Die Expert-Serie steht bei Asus für Lösungen, die Geschäftskunden adressieren sollen. Sie gehen dabei aber auch ein wenig in Richtung Consumer-Markt, zumal es hier auch Produkte gibt, die es im reinen Endkundengeschäft so gar nicht gibt, wie AMD-Mini-PCs der ExpertCenter-Serie. So kommen letztlich deshalb auch im Notebook-Bereich Produkte hervor, die für ganz normale Endkunden durchaus interessant sind. Das neue ExpertBook Ultra zählt dazu.
Viel Wert legt Asus vor Ort auf die verbauten Komponenten und Materialien. Alles ist auf Langlebigkeit ausgelegt, ohne dafür jedoch Leistung zu opfern. Dies zeigt der Hersteller am überraschend großen Stand nur für dieses eine neue Modell auch in vielerlei Details, sei es beim Touchpad oder den komplett zerlegten Innereien, inklusive neuem Intel-Panther-Lake-Chip.

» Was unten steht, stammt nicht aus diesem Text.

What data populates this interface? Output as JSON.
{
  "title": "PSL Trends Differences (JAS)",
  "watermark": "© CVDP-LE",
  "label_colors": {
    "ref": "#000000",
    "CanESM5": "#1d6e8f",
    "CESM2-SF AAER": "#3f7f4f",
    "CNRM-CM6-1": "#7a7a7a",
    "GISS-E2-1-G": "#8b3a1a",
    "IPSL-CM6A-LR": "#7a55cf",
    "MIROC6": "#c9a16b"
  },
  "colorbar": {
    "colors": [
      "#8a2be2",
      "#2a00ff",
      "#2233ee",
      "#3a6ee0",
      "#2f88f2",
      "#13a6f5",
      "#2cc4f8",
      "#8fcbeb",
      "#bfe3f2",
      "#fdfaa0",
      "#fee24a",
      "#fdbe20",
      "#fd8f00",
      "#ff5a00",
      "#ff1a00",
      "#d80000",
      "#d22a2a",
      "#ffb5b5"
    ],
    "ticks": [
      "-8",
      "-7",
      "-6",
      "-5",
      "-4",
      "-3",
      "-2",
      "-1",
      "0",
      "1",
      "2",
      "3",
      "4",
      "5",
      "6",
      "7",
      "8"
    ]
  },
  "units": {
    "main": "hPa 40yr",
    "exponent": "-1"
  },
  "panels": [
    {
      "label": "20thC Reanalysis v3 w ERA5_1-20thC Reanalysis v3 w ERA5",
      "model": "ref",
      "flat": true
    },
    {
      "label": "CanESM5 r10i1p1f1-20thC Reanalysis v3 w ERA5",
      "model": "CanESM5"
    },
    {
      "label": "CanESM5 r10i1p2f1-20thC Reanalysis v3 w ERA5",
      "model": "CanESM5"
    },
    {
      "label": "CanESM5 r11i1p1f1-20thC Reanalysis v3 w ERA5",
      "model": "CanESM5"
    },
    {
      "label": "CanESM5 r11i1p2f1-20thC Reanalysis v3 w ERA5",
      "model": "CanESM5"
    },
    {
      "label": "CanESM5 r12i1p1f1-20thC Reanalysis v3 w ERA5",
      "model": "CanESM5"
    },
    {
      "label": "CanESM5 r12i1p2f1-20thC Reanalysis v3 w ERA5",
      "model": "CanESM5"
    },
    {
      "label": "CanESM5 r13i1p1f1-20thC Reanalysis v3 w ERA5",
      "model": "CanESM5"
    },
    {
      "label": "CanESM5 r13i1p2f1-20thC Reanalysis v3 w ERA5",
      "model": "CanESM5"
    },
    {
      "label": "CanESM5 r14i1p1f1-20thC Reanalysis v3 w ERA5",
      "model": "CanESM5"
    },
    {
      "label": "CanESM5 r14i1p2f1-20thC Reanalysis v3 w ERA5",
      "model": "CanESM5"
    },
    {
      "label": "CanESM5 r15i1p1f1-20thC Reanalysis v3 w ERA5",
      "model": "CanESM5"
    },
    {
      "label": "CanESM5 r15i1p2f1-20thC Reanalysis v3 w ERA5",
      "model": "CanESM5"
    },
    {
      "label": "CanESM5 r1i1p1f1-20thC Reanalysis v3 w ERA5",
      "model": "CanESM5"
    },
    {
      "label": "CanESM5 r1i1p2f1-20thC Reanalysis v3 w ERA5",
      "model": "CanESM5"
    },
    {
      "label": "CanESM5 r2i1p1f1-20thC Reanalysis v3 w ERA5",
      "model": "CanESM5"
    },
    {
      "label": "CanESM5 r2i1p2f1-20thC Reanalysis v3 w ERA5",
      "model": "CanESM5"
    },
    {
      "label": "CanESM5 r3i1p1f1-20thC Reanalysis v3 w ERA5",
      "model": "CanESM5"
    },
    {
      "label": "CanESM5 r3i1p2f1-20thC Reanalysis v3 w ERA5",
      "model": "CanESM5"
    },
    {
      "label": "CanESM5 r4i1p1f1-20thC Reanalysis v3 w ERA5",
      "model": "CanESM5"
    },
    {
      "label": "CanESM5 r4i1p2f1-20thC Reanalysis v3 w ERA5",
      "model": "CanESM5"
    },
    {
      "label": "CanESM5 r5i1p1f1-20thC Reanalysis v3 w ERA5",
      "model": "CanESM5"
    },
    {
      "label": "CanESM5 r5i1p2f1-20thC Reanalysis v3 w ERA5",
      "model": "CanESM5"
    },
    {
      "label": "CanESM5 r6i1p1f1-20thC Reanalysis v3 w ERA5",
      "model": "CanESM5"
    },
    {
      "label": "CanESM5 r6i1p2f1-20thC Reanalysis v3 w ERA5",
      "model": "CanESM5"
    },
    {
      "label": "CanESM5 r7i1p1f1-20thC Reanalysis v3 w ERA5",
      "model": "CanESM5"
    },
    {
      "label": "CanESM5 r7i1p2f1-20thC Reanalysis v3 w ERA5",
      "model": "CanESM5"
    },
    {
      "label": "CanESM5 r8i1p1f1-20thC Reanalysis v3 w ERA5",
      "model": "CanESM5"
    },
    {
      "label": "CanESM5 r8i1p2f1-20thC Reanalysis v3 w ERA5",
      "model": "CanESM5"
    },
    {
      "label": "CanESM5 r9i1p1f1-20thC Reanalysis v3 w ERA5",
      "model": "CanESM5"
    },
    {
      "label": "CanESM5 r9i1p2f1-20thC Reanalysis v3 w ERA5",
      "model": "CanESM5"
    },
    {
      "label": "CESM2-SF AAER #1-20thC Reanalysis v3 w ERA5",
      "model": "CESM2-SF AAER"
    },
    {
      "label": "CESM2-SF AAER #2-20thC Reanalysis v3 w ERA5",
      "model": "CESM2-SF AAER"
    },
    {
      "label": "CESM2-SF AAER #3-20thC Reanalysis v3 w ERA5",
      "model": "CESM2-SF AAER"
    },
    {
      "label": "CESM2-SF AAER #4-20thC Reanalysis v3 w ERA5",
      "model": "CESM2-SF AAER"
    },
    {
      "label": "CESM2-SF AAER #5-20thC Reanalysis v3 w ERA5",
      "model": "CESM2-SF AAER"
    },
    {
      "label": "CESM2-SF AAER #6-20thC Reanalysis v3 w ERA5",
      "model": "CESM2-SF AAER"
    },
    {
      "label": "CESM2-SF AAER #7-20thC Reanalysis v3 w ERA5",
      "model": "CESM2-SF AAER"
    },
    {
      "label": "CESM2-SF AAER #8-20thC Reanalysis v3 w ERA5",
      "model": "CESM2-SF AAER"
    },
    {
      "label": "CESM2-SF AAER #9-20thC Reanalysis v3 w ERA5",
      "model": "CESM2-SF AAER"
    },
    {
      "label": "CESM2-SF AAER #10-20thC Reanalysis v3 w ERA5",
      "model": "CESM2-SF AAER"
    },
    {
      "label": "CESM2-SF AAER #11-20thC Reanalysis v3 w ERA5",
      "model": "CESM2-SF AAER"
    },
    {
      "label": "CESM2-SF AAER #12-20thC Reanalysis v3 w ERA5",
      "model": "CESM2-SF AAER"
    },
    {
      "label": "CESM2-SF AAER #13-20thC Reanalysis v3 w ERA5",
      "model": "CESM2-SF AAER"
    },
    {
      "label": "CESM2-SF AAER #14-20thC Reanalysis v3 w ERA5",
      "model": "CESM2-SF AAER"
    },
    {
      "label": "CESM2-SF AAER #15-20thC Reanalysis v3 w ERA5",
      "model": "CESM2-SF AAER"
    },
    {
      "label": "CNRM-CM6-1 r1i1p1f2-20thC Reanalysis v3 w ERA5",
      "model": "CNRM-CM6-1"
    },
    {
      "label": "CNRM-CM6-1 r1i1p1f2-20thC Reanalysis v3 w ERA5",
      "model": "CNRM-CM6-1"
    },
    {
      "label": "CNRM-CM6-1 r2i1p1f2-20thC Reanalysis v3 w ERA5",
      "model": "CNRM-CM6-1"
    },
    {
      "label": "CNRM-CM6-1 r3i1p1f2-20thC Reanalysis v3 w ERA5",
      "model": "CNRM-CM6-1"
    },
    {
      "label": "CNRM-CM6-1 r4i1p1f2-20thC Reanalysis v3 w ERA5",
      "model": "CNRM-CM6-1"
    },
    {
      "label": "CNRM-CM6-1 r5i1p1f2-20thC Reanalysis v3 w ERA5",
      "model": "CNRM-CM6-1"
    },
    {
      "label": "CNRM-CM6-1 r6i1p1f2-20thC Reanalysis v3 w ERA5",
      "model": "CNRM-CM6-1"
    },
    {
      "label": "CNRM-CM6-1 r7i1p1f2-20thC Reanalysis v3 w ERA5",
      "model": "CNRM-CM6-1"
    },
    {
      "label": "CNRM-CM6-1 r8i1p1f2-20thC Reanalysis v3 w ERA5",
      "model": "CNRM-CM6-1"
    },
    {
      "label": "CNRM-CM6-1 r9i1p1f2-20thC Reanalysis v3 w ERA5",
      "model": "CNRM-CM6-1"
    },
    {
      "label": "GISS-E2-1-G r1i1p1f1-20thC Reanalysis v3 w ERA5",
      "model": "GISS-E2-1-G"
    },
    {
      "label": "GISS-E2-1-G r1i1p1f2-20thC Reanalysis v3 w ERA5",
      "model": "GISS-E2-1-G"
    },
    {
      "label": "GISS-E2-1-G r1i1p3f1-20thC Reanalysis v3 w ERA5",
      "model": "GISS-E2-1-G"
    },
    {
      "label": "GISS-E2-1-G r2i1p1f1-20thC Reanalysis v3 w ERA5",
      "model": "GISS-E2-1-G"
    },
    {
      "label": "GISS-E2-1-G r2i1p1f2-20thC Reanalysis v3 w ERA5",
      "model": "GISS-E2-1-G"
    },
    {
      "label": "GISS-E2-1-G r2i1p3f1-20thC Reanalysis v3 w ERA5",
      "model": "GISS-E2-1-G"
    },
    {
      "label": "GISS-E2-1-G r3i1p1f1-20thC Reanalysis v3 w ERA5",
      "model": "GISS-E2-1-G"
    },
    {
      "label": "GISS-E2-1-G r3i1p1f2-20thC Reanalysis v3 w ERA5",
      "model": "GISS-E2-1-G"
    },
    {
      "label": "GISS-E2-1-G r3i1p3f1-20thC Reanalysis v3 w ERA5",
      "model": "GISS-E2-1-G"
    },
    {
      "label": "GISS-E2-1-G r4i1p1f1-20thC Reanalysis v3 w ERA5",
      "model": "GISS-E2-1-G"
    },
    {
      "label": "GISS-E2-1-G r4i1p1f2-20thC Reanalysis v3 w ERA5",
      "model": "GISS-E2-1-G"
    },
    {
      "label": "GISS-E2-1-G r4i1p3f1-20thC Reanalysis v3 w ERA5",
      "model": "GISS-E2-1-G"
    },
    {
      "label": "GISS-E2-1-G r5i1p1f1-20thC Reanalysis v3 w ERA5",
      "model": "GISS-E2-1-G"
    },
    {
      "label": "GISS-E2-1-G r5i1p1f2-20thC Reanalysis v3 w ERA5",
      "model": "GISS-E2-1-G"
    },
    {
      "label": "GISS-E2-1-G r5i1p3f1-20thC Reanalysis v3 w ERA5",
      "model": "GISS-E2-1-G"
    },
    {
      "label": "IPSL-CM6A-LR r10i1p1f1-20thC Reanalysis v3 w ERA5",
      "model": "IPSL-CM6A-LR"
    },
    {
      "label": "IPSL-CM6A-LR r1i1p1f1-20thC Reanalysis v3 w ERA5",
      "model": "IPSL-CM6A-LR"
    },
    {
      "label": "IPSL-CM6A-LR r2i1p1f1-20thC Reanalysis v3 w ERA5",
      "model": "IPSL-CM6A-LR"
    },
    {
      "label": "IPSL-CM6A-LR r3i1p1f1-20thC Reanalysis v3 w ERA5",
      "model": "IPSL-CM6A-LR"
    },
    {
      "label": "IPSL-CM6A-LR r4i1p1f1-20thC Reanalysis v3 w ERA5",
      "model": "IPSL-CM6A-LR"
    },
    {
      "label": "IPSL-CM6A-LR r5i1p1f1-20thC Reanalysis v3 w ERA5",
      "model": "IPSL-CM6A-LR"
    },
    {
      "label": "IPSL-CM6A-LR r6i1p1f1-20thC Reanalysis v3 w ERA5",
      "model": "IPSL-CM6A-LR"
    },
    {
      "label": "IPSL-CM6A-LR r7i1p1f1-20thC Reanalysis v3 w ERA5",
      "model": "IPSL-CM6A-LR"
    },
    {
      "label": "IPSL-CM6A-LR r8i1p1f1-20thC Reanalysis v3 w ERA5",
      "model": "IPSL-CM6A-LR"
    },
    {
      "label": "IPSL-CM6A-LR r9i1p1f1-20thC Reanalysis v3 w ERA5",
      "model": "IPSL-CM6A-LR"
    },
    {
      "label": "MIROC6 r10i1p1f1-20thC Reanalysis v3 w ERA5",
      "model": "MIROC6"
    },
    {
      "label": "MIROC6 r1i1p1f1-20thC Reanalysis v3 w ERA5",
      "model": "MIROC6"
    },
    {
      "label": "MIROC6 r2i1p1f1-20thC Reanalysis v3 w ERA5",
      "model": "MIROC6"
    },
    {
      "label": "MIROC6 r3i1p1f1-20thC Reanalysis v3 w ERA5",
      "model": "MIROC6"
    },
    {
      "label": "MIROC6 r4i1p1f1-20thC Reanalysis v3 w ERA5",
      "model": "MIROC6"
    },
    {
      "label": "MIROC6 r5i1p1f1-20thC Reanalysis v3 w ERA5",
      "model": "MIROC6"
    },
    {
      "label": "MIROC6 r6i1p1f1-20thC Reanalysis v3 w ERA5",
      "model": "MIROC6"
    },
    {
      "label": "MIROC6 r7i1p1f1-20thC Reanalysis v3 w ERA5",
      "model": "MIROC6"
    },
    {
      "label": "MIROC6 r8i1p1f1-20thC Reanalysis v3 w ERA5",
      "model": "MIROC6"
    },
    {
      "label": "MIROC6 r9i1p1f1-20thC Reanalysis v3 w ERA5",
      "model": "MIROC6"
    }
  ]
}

Die CPU verträgt im dünnen Notebook so dennoch 50 Watt TDP, auch der Rest zählt zur Spitzenklasse der Ausstattung eines mobilen Begleiters. Realisiert wird das Ganze dazu auch noch bei unter einem Kilogramm Gewicht und trotzdem 24 Stunden Akkulaufzeit. Hierbei kommt es natürlich aber auf die Anwendungen an, die auf dem 3K OLED ausgegeben werden, bei maximal 1.400 Nits wird der Wert sicherlich nicht erreicht.
Als eines von ganz wenigen Notebooks wird hier auch mal ein Preis genannt: Das ExpertBook Ultra kommt in Q1/2026 ab 1999 Euro UVP. Änderungen sind aber nicht ausgeschlossen.
ComputerBase hat Informationen zu diesem Artikel von Asus vor dem eigentlichen Messestart unter NDA erhalten. Eine Einflussnahme des Herstellers oder eine Verpflichtung zur Berichterstattung bestand nicht. Die einzige Vorgabe aus dem NDA war der frühestmögliche Veröffentlichungszeitpunkt.